SU‐FF‐T‐221: Evaluation of Titanium Metal Imaging Artifacts On Proton Dose Calculation

Purpose: Metal implants can cause CT image artifacts that result in inaccurate CT number determination local to the metal implant. For proton therapy treatment planning, CT numbers are converted to stopping powers to calculate dose and range, which affects the treatment compensator design. We evaluated the effects of metal artifacts from titanium surgical implants on proton dose calculation accuracy and on range uncertainty. Method and Material: Surgical Titanium metal screws and discs are placed in a small water tube that was inserted into a plastic Head Phantom. The phantom was imaged on a GE 16 slice scanner using a standard Head protocol. Each image slice was then carefully reviewed and the Titanium metal and its artifacts in adjacent areas were contoured using Varian Eclipse TPS. Proton treatment plans were generated with and without overwriting the CT numbers within the metal artifacts contours on the planning image sets.

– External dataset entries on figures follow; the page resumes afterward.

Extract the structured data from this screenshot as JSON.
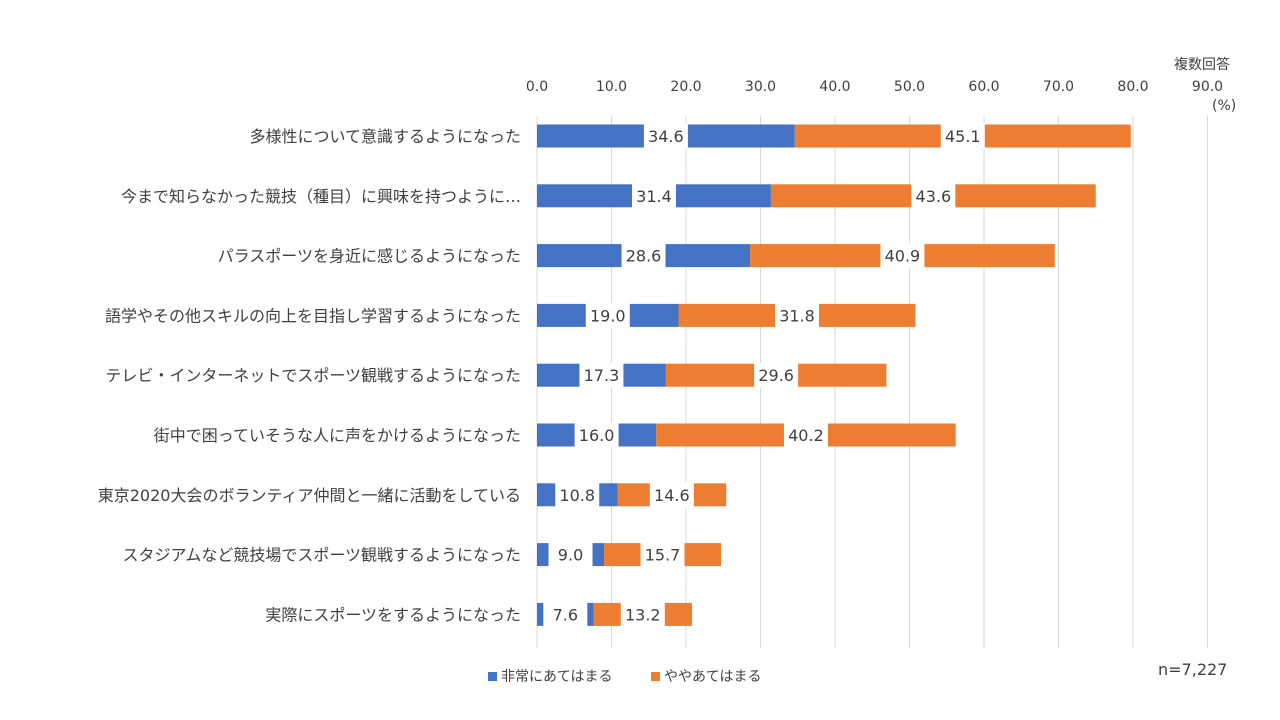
{
  "chart_data": {
    "type": "bar",
    "orientation": "horizontal",
    "stacked": true,
    "categories": [
      "多様性について意識するようになった",
      "今まで知らなかった競技（種目）に興味を持つように…",
      "パラスポーツを身近に感じるようになった",
      "語学やその他スキルの向上を目指し学習するようになった",
      "テレビ・インターネットでスポーツ観戦するようになった",
      "街中で困っていそうな人に声をかけるようになった",
      "東京2020大会のボランティア仲間と一緒に活動をしている",
      "スタジアムなど競技場でスポーツ観戦するようになった",
      "実際にスポーツをするようになった"
    ],
    "series": [
      {
        "name": "非常にあてはまる",
        "color": "#4472C4",
        "values": [
          34.6,
          31.4,
          28.6,
          19.0,
          17.3,
          16.0,
          10.8,
          9.0,
          7.6
        ]
      },
      {
        "name": "ややあてはまる",
        "color": "#ED7D31",
        "values": [
          45.1,
          43.6,
          40.9,
          31.8,
          29.6,
          40.2,
          14.6,
          15.7,
          13.2
        ]
      }
    ],
    "value_labels": {
      "s0": [
        "34.6",
        "31.4",
        "28.6",
        "19.0",
        "17.3",
        "16.0",
        "10.8",
        "9.0",
        "7.6"
      ],
      "s1": [
        "45.1",
        "43.6",
        "40.9",
        "31.8",
        "29.6",
        "40.2",
        "14.6",
        "15.7",
        "13.2"
      ]
    },
    "xlim": [
      0,
      90
    ],
    "xticks": [
      0,
      10,
      20,
      30,
      40,
      50,
      60,
      70,
      80,
      90
    ],
    "xtick_labels": [
      "0.0",
      "10.0",
      "20.0",
      "30.0",
      "40.0",
      "50.0",
      "60.0",
      "70.0",
      "80.0",
      "90.0"
    ],
    "grid": true,
    "legend_position": "bottom"
  },
  "notes": {
    "multiple_answer": "複数回答",
    "unit": "(%)",
    "sample_size": "n=7,227"
  },
  "legend": {
    "items": [
      "非常にあてはまる",
      "ややあてはまる"
    ]
  }
}
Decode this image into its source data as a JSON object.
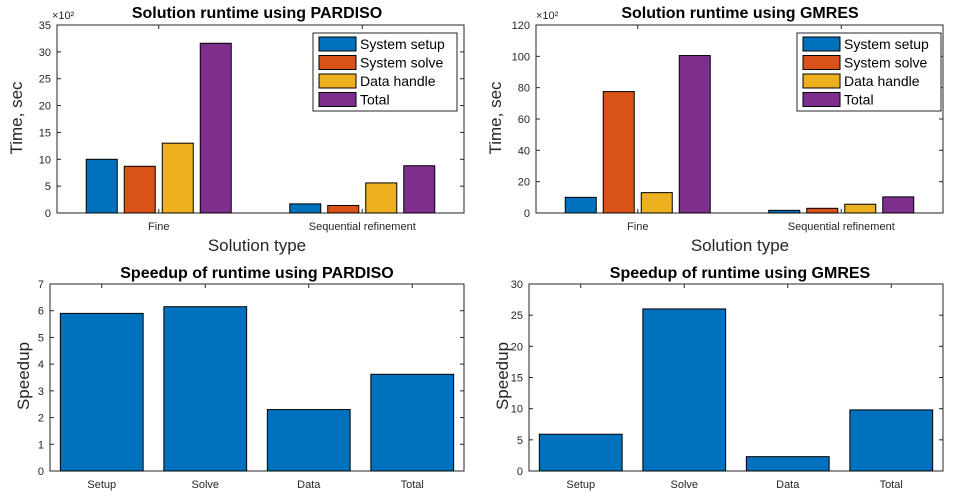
{
  "chart_data": [
    {
      "id": "pardiso-runtime",
      "type": "bar",
      "title": "Solution runtime using PARDISO",
      "xlabel": "Solution type",
      "ylabel": "Time, sec",
      "exponent": "×10²",
      "categories": [
        "Fine",
        "Sequential refinement"
      ],
      "series": [
        {
          "name": "System setup",
          "values": [
            10.0,
            1.7
          ],
          "color": "#0072BD"
        },
        {
          "name": "System solve",
          "values": [
            8.7,
            1.4
          ],
          "color": "#D95319"
        },
        {
          "name": "Data handle",
          "values": [
            13.0,
            5.6
          ],
          "color": "#EDB120"
        },
        {
          "name": "Total",
          "values": [
            31.6,
            8.8
          ],
          "color": "#7E2F8E"
        }
      ],
      "ylim": [
        0,
        35
      ],
      "yticks": [
        0,
        5,
        10,
        15,
        20,
        25,
        30,
        35
      ],
      "legend": "top-right"
    },
    {
      "id": "gmres-runtime",
      "type": "bar",
      "title": "Solution runtime using GMRES",
      "xlabel": "Solution type",
      "ylabel": "Time, sec",
      "exponent": "×10²",
      "categories": [
        "Fine",
        "Sequential refinement"
      ],
      "series": [
        {
          "name": "System setup",
          "values": [
            10.0,
            1.7
          ],
          "color": "#0072BD"
        },
        {
          "name": "System solve",
          "values": [
            77.5,
            3.0
          ],
          "color": "#D95319"
        },
        {
          "name": "Data handle",
          "values": [
            13.0,
            5.6
          ],
          "color": "#EDB120"
        },
        {
          "name": "Total",
          "values": [
            100.5,
            10.3
          ],
          "color": "#7E2F8E"
        }
      ],
      "ylim": [
        0,
        120
      ],
      "yticks": [
        0,
        20,
        40,
        60,
        80,
        100,
        120
      ],
      "legend": "top-right"
    },
    {
      "id": "pardiso-speedup",
      "type": "bar",
      "title": "Speedup of runtime using PARDISO",
      "xlabel": "",
      "ylabel": "Speedup",
      "categories": [
        "Setup",
        "Solve",
        "Data",
        "Total"
      ],
      "values": [
        5.9,
        6.15,
        2.3,
        3.62
      ],
      "color": "#0072BD",
      "ylim": [
        0,
        7
      ],
      "yticks": [
        0,
        1,
        2,
        3,
        4,
        5,
        6,
        7
      ]
    },
    {
      "id": "gmres-speedup",
      "type": "bar",
      "title": "Speedup of runtime using GMRES",
      "xlabel": "",
      "ylabel": "Speedup",
      "categories": [
        "Setup",
        "Solve",
        "Data",
        "Total"
      ],
      "values": [
        5.9,
        26.0,
        2.3,
        9.8
      ],
      "color": "#0072BD",
      "ylim": [
        0,
        30
      ],
      "yticks": [
        0,
        5,
        10,
        15,
        20,
        25,
        30
      ]
    }
  ]
}
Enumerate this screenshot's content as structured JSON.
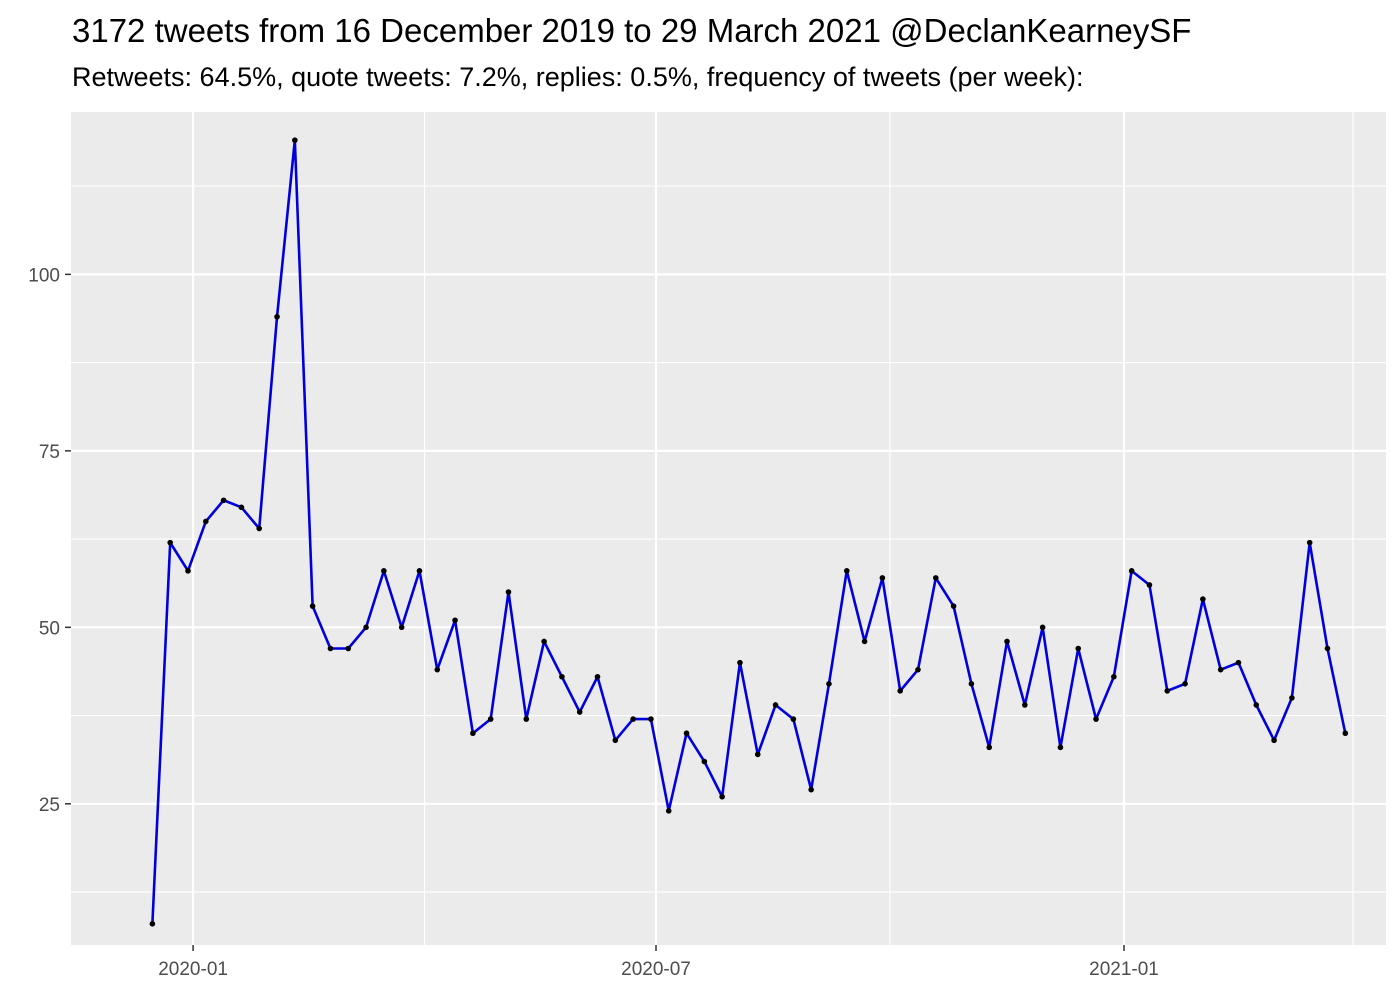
{
  "chart_data": {
    "type": "line",
    "title": "3172 tweets from 16 December 2019 to 29 March 2021 @DeclanKearneySF",
    "subtitle": "Retweets: 64.5%, quote tweets: 7.2%, replies: 0.5%, frequency of tweets (per week):",
    "xlabel": "",
    "ylabel": "",
    "x_ticks": [
      {
        "date": "2020-01-01",
        "label": "2020-01"
      },
      {
        "date": "2020-07-01",
        "label": "2020-07"
      },
      {
        "date": "2021-01-01",
        "label": "2021-01"
      }
    ],
    "x_minor_ticks": [
      "2019-10-01",
      "2020-04-01",
      "2020-10-01",
      "2021-04-01"
    ],
    "xlim": [
      "2019-11-14",
      "2021-04-14"
    ],
    "y_ticks": [
      25,
      50,
      75,
      100
    ],
    "y_minor_ticks": [
      12.5,
      37.5,
      62.5,
      87.5,
      112.5
    ],
    "ylim": [
      5,
      123
    ],
    "grid": true,
    "line_color": "#0000dd",
    "point_color": "#000000",
    "panel_color": "#ebebeb",
    "series": [
      {
        "x": [
          "2019-12-16",
          "2019-12-23",
          "2019-12-30",
          "2020-01-06",
          "2020-01-13",
          "2020-01-20",
          "2020-01-27",
          "2020-02-03",
          "2020-02-10",
          "2020-02-17",
          "2020-02-24",
          "2020-03-02",
          "2020-03-09",
          "2020-03-16",
          "2020-03-23",
          "2020-03-30",
          "2020-04-06",
          "2020-04-13",
          "2020-04-20",
          "2020-04-27",
          "2020-05-04",
          "2020-05-11",
          "2020-05-18",
          "2020-05-25",
          "2020-06-01",
          "2020-06-08",
          "2020-06-15",
          "2020-06-22",
          "2020-06-29",
          "2020-07-06",
          "2020-07-13",
          "2020-07-20",
          "2020-07-27",
          "2020-08-03",
          "2020-08-10",
          "2020-08-17",
          "2020-08-24",
          "2020-08-31",
          "2020-09-07",
          "2020-09-14",
          "2020-09-21",
          "2020-09-28",
          "2020-10-05",
          "2020-10-12",
          "2020-10-19",
          "2020-10-26",
          "2020-11-02",
          "2020-11-09",
          "2020-11-16",
          "2020-11-23",
          "2020-11-30",
          "2020-12-07",
          "2020-12-14",
          "2020-12-21",
          "2020-12-28",
          "2021-01-04",
          "2021-01-11",
          "2021-01-18",
          "2021-01-25",
          "2021-02-01",
          "2021-02-08",
          "2021-02-15",
          "2021-02-22",
          "2021-03-01",
          "2021-03-08",
          "2021-03-15",
          "2021-03-22",
          "2021-03-29"
        ],
        "y": [
          8,
          62,
          58,
          65,
          68,
          67,
          64,
          94,
          119,
          53,
          47,
          47,
          50,
          58,
          50,
          58,
          44,
          51,
          35,
          37,
          55,
          37,
          48,
          43,
          38,
          43,
          34,
          37,
          37,
          24,
          35,
          31,
          26,
          45,
          32,
          39,
          37,
          27,
          42,
          58,
          48,
          57,
          41,
          44,
          57,
          53,
          42,
          33,
          48,
          39,
          50,
          33,
          47,
          37,
          43,
          58,
          56,
          41,
          42,
          54,
          44,
          45,
          39,
          34,
          40,
          62,
          47,
          35
        ]
      }
    ]
  }
}
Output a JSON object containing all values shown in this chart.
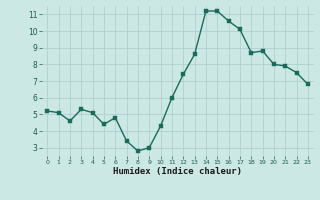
{
  "x": [
    0,
    1,
    2,
    3,
    4,
    5,
    6,
    7,
    8,
    9,
    10,
    11,
    12,
    13,
    14,
    15,
    16,
    17,
    18,
    19,
    20,
    21,
    22,
    23
  ],
  "y": [
    5.2,
    5.1,
    4.6,
    5.3,
    5.1,
    4.4,
    4.8,
    3.4,
    2.8,
    3.0,
    4.3,
    6.0,
    7.4,
    8.6,
    11.2,
    11.2,
    10.6,
    10.1,
    8.7,
    8.8,
    8.0,
    7.9,
    7.5,
    6.8
  ],
  "line_color": "#1a6b5a",
  "marker_color": "#1a6b5a",
  "bg_color": "#cce8e4",
  "grid_color": "#aaccca",
  "xlabel": "Humidex (Indice chaleur)",
  "xlim": [
    -0.5,
    23.5
  ],
  "ylim": [
    2.5,
    11.5
  ],
  "yticks": [
    3,
    4,
    5,
    6,
    7,
    8,
    9,
    10,
    11
  ],
  "xticks": [
    0,
    1,
    2,
    3,
    4,
    5,
    6,
    7,
    8,
    9,
    10,
    11,
    12,
    13,
    14,
    15,
    16,
    17,
    18,
    19,
    20,
    21,
    22,
    23
  ],
  "marker_size": 2.5,
  "line_width": 1.0
}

Then, treatment plans were created and compared to each other for dose and range differences. Result: There appears to be less than 2% overall dose differences in the treatment target between the plans with and without artifact overwrite. There was an increase in proton range of 3 mm for the overwritten image set. Conclusion: For the commonly used Titanium screws and discs in brain surgery, the image artifacts appear to cause minimal (<2%) effect on dose delivered to the treatment target. The range uncertainty is of the order of 3mm, which is within the distal margin for passive scattering proton planning.